The ambulance service issue surfaced in early 2017 when the Union Rescue Squad was going out of business over financial problems and sold out to Greenbrier Ambulance Service.

In an article earlier this year, Monroe County Commission President Bill Miller said that “Greenbrier took all their debt and their equipment. We had no power over that.”

Greenbrier (based in Lewisburg) then came to Monroe County, he said, and told commissioners they would continue to provide service and “make it work,” but then came back three months later and said “no money can be made.”

Not enough calls came in to pay for the service.

“Then we had to start looking to serve the population of the county on the Union end,” Miller said, referring to the fact that the county is obligated by law to provide an ambulance service if one is not available.

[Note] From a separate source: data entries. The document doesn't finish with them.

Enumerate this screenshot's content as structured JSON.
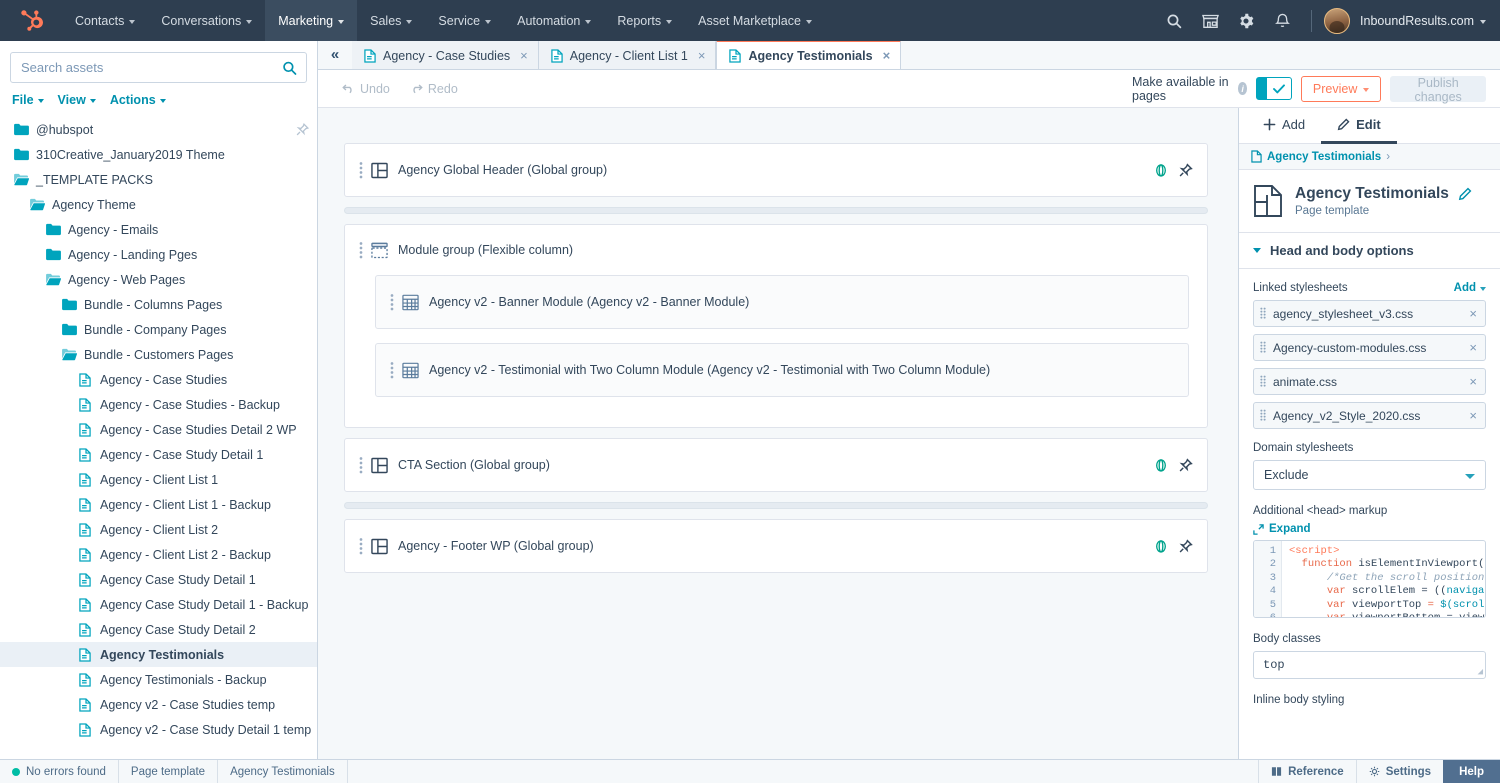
{
  "topnav": {
    "logo": "hubspot-sprocket-logo",
    "items": [
      {
        "label": "Contacts",
        "caret": true,
        "active": false
      },
      {
        "label": "Conversations",
        "caret": true,
        "active": false
      },
      {
        "label": "Marketing",
        "caret": true,
        "active": true
      },
      {
        "label": "Sales",
        "caret": true,
        "active": false
      },
      {
        "label": "Service",
        "caret": true,
        "active": false
      },
      {
        "label": "Automation",
        "caret": true,
        "active": false
      },
      {
        "label": "Reports",
        "caret": true,
        "active": false
      },
      {
        "label": "Asset Marketplace",
        "caret": true,
        "active": false
      }
    ],
    "icons": [
      "search-icon",
      "marketplace-icon",
      "gear-icon",
      "notifications-bell-icon"
    ],
    "account_name": "InboundResults.com"
  },
  "sidebar": {
    "search": {
      "value": "",
      "placeholder": "Search assets"
    },
    "menus": [
      {
        "label": "File"
      },
      {
        "label": "View"
      },
      {
        "label": "Actions"
      }
    ],
    "tree": [
      {
        "label": "@hubspot",
        "type": "folder-closed",
        "depth": 0,
        "pin": true
      },
      {
        "label": "310Creative_January2019 Theme",
        "type": "folder-closed",
        "depth": 0
      },
      {
        "label": "_TEMPLATE PACKS",
        "type": "folder-open",
        "depth": 0
      },
      {
        "label": "Agency Theme",
        "type": "folder-open",
        "depth": 1
      },
      {
        "label": "Agency - Emails",
        "type": "folder-closed",
        "depth": 2
      },
      {
        "label": "Agency - Landing Pges",
        "type": "folder-closed",
        "depth": 2
      },
      {
        "label": "Agency - Web Pages",
        "type": "folder-open",
        "depth": 2
      },
      {
        "label": "Bundle - Columns Pages",
        "type": "folder-closed",
        "depth": 3
      },
      {
        "label": "Bundle - Company Pages",
        "type": "folder-closed",
        "depth": 3
      },
      {
        "label": "Bundle - Customers Pages",
        "type": "folder-open",
        "depth": 3
      },
      {
        "label": "Agency - Case Studies",
        "type": "file",
        "depth": 4
      },
      {
        "label": "Agency - Case Studies - Backup",
        "type": "file",
        "depth": 4
      },
      {
        "label": "Agency - Case Studies Detail 2 WP",
        "type": "file",
        "depth": 4
      },
      {
        "label": "Agency - Case Study Detail 1",
        "type": "file",
        "depth": 4
      },
      {
        "label": "Agency - Client List 1",
        "type": "file",
        "depth": 4
      },
      {
        "label": "Agency - Client List 1 - Backup",
        "type": "file",
        "depth": 4
      },
      {
        "label": "Agency - Client List 2",
        "type": "file",
        "depth": 4
      },
      {
        "label": "Agency - Client List 2 - Backup",
        "type": "file",
        "depth": 4
      },
      {
        "label": "Agency Case Study Detail 1",
        "type": "file",
        "depth": 4
      },
      {
        "label": "Agency Case Study Detail 1 - Backup",
        "type": "file",
        "depth": 4
      },
      {
        "label": "Agency Case Study Detail 2",
        "type": "file",
        "depth": 4
      },
      {
        "label": "Agency Testimonials",
        "type": "file",
        "depth": 4,
        "selected": true
      },
      {
        "label": "Agency Testimonials - Backup",
        "type": "file",
        "depth": 4
      },
      {
        "label": "Agency v2 - Case Studies temp",
        "type": "file",
        "depth": 4
      },
      {
        "label": "Agency v2 - Case Study Detail 1 temp",
        "type": "file",
        "depth": 4
      }
    ]
  },
  "tabstrip": {
    "collapse_icon": "double-chevron-left-icon",
    "tabs": [
      {
        "label": "Agency - Case Studies",
        "active": false,
        "close": "×"
      },
      {
        "label": "Agency - Client List 1",
        "active": false,
        "close": "×"
      },
      {
        "label": "Agency Testimonials",
        "active": true,
        "close": "×"
      }
    ]
  },
  "toolbar": {
    "undo_label": "Undo",
    "redo_label": "Redo",
    "available_label": "Make available in pages",
    "toggle_on": true,
    "toggle_check": "✓",
    "preview_label": "Preview",
    "publish_label": "Publish changes"
  },
  "canvas": {
    "modules": [
      {
        "kind": "global",
        "label": "Agency Global Header (Global group)",
        "icon": "layout-sidebar-icon",
        "actions": [
          "globe-icon",
          "unlink-pin-icon"
        ]
      },
      {
        "kind": "spacer"
      },
      {
        "kind": "group",
        "label": "Module group (Flexible column)",
        "icon": "flexible-column-icon",
        "children": [
          {
            "label": "Agency v2 - Banner Module (Agency v2 - Banner Module)",
            "icon": "grid-module-icon"
          },
          {
            "label": "Agency v2 - Testimonial with Two Column Module (Agency v2 - Testimonial with Two Column Module)",
            "icon": "grid-module-icon"
          }
        ]
      },
      {
        "kind": "global",
        "label": "CTA Section (Global group)",
        "icon": "layout-sidebar-icon",
        "actions": [
          "globe-icon",
          "unlink-pin-icon"
        ]
      },
      {
        "kind": "spacer"
      },
      {
        "kind": "global",
        "label": "Agency - Footer WP (Global group)",
        "icon": "layout-sidebar-icon",
        "actions": [
          "globe-icon",
          "unlink-pin-icon"
        ]
      }
    ]
  },
  "rightpanel": {
    "tabs": [
      {
        "label": "Add",
        "icon": "plus-icon",
        "active": false
      },
      {
        "label": "Edit",
        "icon": "pencil-icon",
        "active": true
      }
    ],
    "breadcrumb": {
      "label": "Agency Testimonials",
      "chevron": "›"
    },
    "title": "Agency Testimonials",
    "subtitle": "Page template",
    "edit_icon": "pencil-icon",
    "section_title": "Head and body options",
    "stylesheets_label": "Linked stylesheets",
    "add_label": "Add",
    "stylesheets": [
      {
        "name": "agency_stylesheet_v3.css"
      },
      {
        "name": "Agency-custom-modules.css"
      },
      {
        "name": "animate.css"
      },
      {
        "name": "Agency_v2_Style_2020.css"
      }
    ],
    "domain_label": "Domain stylesheets",
    "domain_value": "Exclude",
    "head_markup_label": "Additional <head> markup",
    "expand_label": "Expand",
    "code": {
      "line_numbers": [
        "1",
        "2",
        "3",
        "4",
        "5",
        "6"
      ],
      "lines": [
        "<script>",
        "  function isElementInViewport(ele",
        "      /*Get the scroll position o",
        "      var scrollElem = ((navigato",
        "      var viewportTop = $(scrollE",
        "      var viewportBottom = viewpo"
      ]
    },
    "body_classes_label": "Body classes",
    "body_classes_value": "top",
    "inline_body_label": "Inline body styling"
  },
  "statusbar": {
    "left": [
      {
        "label": "No errors found",
        "dot": true
      },
      {
        "label": "Page template"
      },
      {
        "label": "Agency Testimonials"
      }
    ],
    "right": [
      {
        "label": "Reference",
        "icon": "book-icon"
      },
      {
        "label": "Settings",
        "icon": "gear-icon"
      }
    ],
    "help_label": "Help"
  },
  "colors": {
    "nav_bg": "#2e3e50",
    "accent_orange": "#ff7a59",
    "accent_teal": "#0091ae",
    "toggle_teal": "#00a4bd",
    "success_green": "#00bda5",
    "help_purple": "#516f90"
  }
}
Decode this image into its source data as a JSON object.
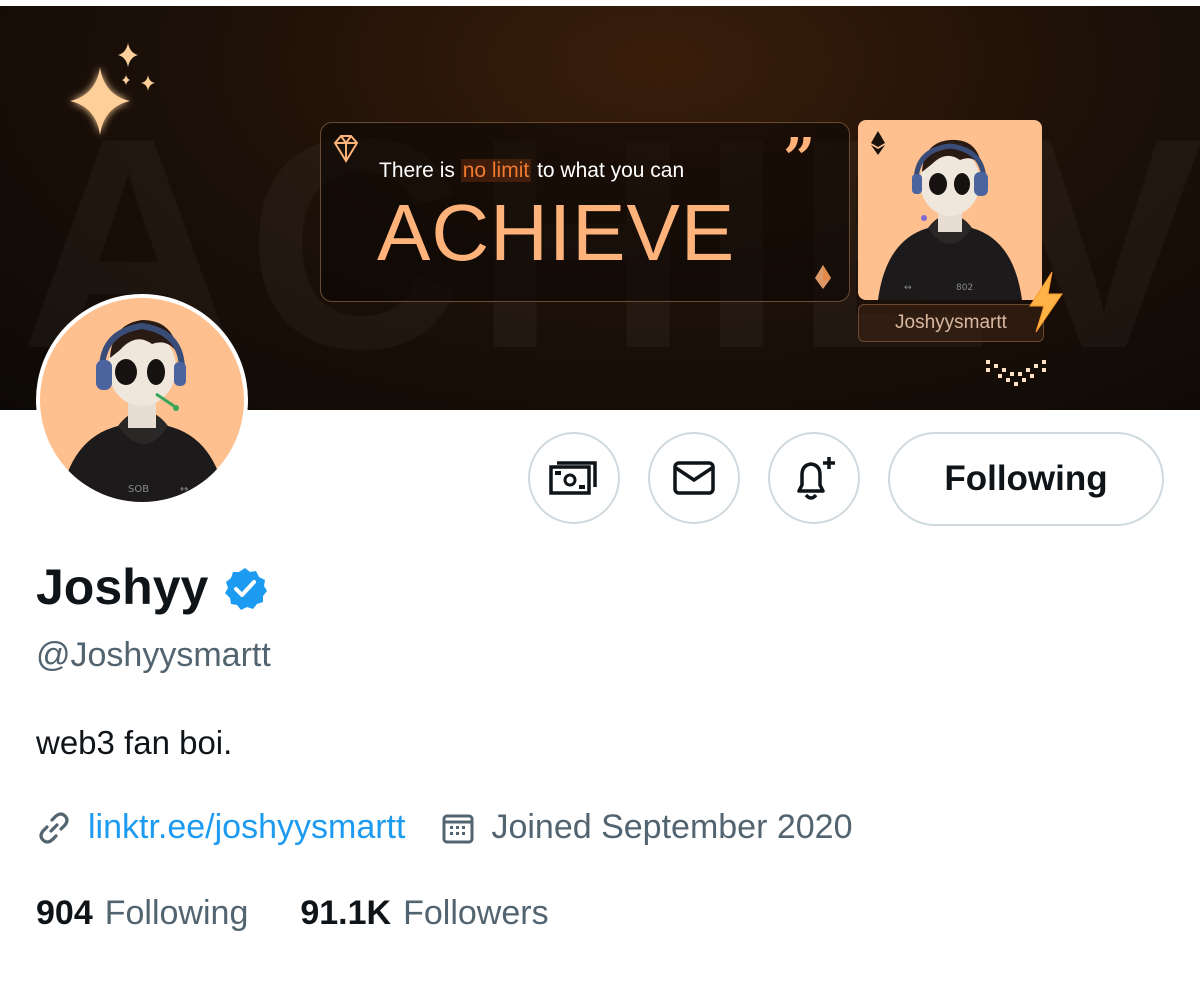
{
  "banner": {
    "quote_prefix": "There is",
    "quote_highlight": "no limit",
    "quote_suffix": "to what you can",
    "headline": "ACHIEVE",
    "card_name": "Joshyysmartt",
    "accent": "#ffb27a"
  },
  "actions": {
    "follow_label": "Following",
    "icons": [
      "tips-money-icon",
      "message-envelope-icon",
      "notification-bell-plus-icon"
    ]
  },
  "profile": {
    "display_name": "Joshyy",
    "verified": true,
    "handle": "@Joshyysmartt",
    "bio": "web3 fan boi.",
    "link": "linktr.ee/joshyysmartt",
    "joined": "Joined September 2020"
  },
  "stats": {
    "following_count": "904",
    "following_label": "Following",
    "followers_count": "91.1K",
    "followers_label": "Followers"
  },
  "colors": {
    "link": "#1d9bf0",
    "secondary_text": "#536471",
    "verified_badge": "#1d9bf0"
  }
}
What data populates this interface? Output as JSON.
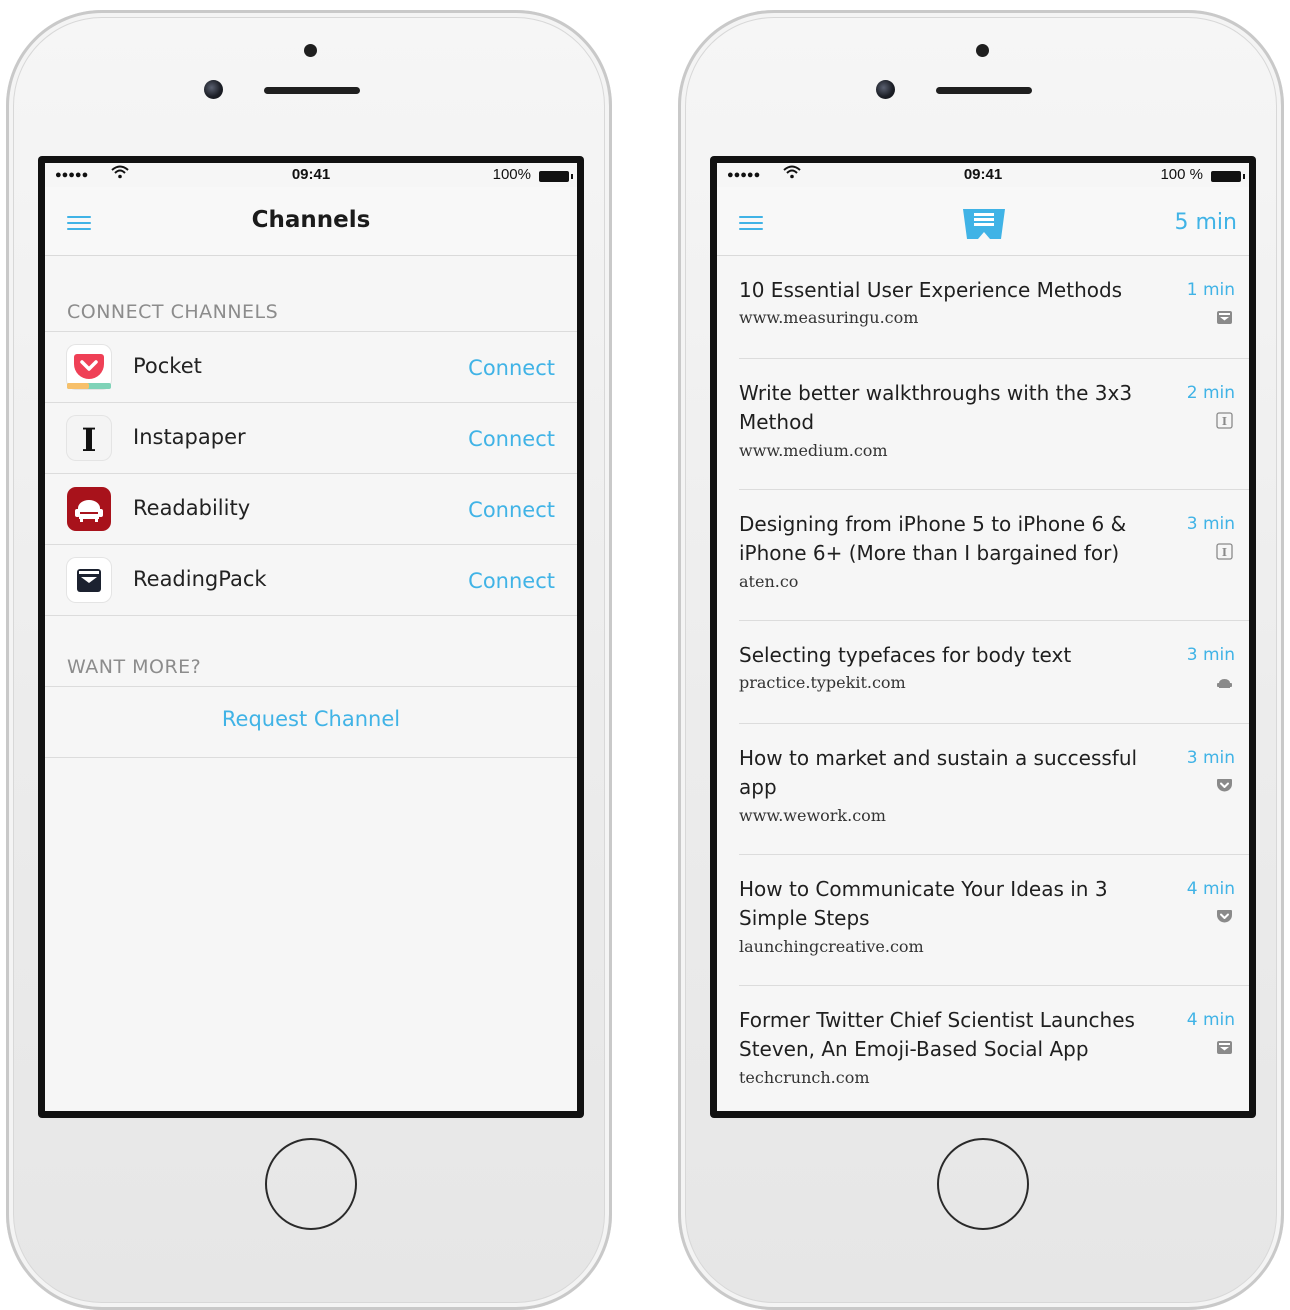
{
  "status": {
    "signal": "●●●●●",
    "time": "09:41",
    "battery_left": "100%",
    "battery_right": "100 %"
  },
  "left": {
    "title": "Channels",
    "section_connect": "CONNECT CHANNELS",
    "channels": [
      {
        "name": "Pocket",
        "action": "Connect",
        "icon": "pocket-icon"
      },
      {
        "name": "Instapaper",
        "action": "Connect",
        "icon": "instapaper-icon"
      },
      {
        "name": "Readability",
        "action": "Connect",
        "icon": "readability-icon"
      },
      {
        "name": "ReadingPack",
        "action": "Connect",
        "icon": "readingpack-icon"
      }
    ],
    "section_more": "WANT MORE?",
    "request": "Request Channel"
  },
  "right": {
    "total_time": "5 min",
    "articles": [
      {
        "title": "10 Essential User Experience Methods",
        "domain": "www.measuringu.com",
        "time": "1 min",
        "source": "readingpack-icon"
      },
      {
        "title": "Write better walkthroughs with the 3x3 Method",
        "domain": "www.medium.com",
        "time": "2 min",
        "source": "instapaper-icon"
      },
      {
        "title": "Designing from iPhone 5 to iPhone 6 & iPhone 6+ (More than I bargained for)",
        "domain": "aten.co",
        "time": "3 min",
        "source": "instapaper-icon"
      },
      {
        "title": "Selecting typefaces for body text",
        "domain": "practice.typekit.com",
        "time": "3 min",
        "source": "readability-icon"
      },
      {
        "title": "How to market and sustain a successful app",
        "domain": "www.wework.com",
        "time": "3 min",
        "source": "pocket-icon"
      },
      {
        "title": "How to Communicate Your Ideas in 3 Simple Steps",
        "domain": "launchingcreative.com",
        "time": "4 min",
        "source": "pocket-icon"
      },
      {
        "title": "Former Twitter Chief Scientist Launches Steven, An Emoji-Based Social App",
        "domain": "techcrunch.com",
        "time": "4 min",
        "source": "readingpack-icon"
      }
    ]
  },
  "colors": {
    "accent": "#40b3e6",
    "header": "#8c8c8c",
    "screen_bg": "#f6f6f6"
  }
}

Peterstown Fire and Rescue covers the eastern/southern portion of the county, but that also presented a problem.

“We met with Peterstown and they said they will be in the same shape as Union was in three to four years,” he said, referring to the difficulty in receiving enough calls to pay for the service. “It is easier to put it on the whole county (rather than on the Union side only). That is what we agreed to on this.”

Ambulance services were asked to estimate the needed annual supplements to be able to run in the county, providing a crew ready to go 16 hours a day.

“We worked off those figures and came up with $100,” he said. “If we collect all of it maybe we could lower it (the $100).”

Public meetings had been held before the ordinance was passed, he added.

The plan was to use the money from the fee to supplement Greenbrier and Peterstown with $260,000 a year each, with $40,000 going to Alderson for backup when needed and $5,000 to Paint Bank, another reserve squad when needed.

The county has experienced problems collecting the fees and earlier this year hired the firm Feuchtenberger & Barringer Legal Corp. of Princeton to collect unpaid fees.